The traditional treatment puts a literal twist on her designs.

Silvia Furmanovich Bamboo Amazonia Earrings Courtesy of Silvia Furmanovich

Already known for her exceptional wood marquetry and gemstone creations (a decorative art form that dates from the times of Egyptian dynasties), São Paulo designer Silvia Furmanovich has now branched out to incorporate ancient Japa­nese bamboo techniques into crafting earrings, cuffs and cocktail rings. The use of bamboo in karamono baskets began during the Muromachi period in the 14th century, but bamboo weaving wasn’t a recognized art form in Japan until the 19th century. Since bamboo is typically used on a much larger scale for home objects, reducing the scale to mere millimeters to adorn the body proved a challenge that required two years of R&D.

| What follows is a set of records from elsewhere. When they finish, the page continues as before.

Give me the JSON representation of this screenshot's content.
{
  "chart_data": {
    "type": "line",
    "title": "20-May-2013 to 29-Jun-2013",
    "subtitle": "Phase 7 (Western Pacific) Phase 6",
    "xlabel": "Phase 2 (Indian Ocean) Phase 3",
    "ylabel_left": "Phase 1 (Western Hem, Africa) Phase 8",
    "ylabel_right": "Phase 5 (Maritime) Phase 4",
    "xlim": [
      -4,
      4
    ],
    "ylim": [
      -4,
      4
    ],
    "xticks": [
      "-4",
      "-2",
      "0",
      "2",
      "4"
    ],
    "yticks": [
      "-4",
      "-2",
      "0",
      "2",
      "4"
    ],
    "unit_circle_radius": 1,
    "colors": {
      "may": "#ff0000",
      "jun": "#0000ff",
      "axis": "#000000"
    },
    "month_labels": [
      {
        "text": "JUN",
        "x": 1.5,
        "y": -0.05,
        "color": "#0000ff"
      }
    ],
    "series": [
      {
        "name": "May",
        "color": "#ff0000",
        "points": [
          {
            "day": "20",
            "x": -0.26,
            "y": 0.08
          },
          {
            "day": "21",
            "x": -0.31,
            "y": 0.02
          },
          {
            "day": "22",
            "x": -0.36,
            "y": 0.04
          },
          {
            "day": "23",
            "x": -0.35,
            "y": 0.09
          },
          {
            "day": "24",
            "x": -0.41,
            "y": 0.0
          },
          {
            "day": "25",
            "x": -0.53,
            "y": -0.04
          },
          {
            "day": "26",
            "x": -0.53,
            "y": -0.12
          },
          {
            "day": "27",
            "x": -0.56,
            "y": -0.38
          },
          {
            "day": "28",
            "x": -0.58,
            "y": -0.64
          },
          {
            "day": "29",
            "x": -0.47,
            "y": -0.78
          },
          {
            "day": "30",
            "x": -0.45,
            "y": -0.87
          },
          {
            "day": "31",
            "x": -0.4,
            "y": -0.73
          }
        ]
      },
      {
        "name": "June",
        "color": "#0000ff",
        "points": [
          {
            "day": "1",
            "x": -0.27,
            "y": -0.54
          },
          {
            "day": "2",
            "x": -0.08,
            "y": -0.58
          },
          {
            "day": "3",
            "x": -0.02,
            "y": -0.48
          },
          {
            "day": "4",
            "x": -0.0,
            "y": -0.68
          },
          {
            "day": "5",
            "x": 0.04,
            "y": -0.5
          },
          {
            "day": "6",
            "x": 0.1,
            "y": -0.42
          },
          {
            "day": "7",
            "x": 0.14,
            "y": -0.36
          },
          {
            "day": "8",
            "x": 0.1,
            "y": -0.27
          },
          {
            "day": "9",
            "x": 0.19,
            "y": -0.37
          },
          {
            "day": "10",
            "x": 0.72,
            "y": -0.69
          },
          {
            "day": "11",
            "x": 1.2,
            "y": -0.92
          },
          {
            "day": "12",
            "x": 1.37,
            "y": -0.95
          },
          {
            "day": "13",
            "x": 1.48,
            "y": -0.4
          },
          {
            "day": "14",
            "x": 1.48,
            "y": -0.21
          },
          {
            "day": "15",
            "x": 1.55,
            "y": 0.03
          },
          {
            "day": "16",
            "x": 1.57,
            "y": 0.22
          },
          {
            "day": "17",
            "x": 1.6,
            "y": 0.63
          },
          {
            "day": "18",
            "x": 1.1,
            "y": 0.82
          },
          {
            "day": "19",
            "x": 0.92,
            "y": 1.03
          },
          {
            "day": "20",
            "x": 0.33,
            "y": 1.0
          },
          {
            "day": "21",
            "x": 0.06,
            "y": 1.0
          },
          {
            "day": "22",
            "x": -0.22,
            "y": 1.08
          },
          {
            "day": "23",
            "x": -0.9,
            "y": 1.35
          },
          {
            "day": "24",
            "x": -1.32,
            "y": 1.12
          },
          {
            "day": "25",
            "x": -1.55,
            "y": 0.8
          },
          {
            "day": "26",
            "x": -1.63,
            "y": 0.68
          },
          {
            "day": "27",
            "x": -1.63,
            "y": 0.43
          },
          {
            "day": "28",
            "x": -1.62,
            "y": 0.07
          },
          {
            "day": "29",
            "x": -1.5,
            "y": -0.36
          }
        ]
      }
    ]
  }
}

While most of the designs were conceived 10,787 miles away from Furmano­vich’s hometown, she went the extra mile to bring the knowledge to her native Brazil. Some pieces from the new collection have already been made in São Paulo thanks to a project founded by the designer and the Instituto Jatobás. Bamboo farms already exist in Brazil, and now, through the collaboration, Furmanovich is teaching the local community how to work with the material to create both jewelry and homeware—which means these outstanding new designs should become an enduring signature.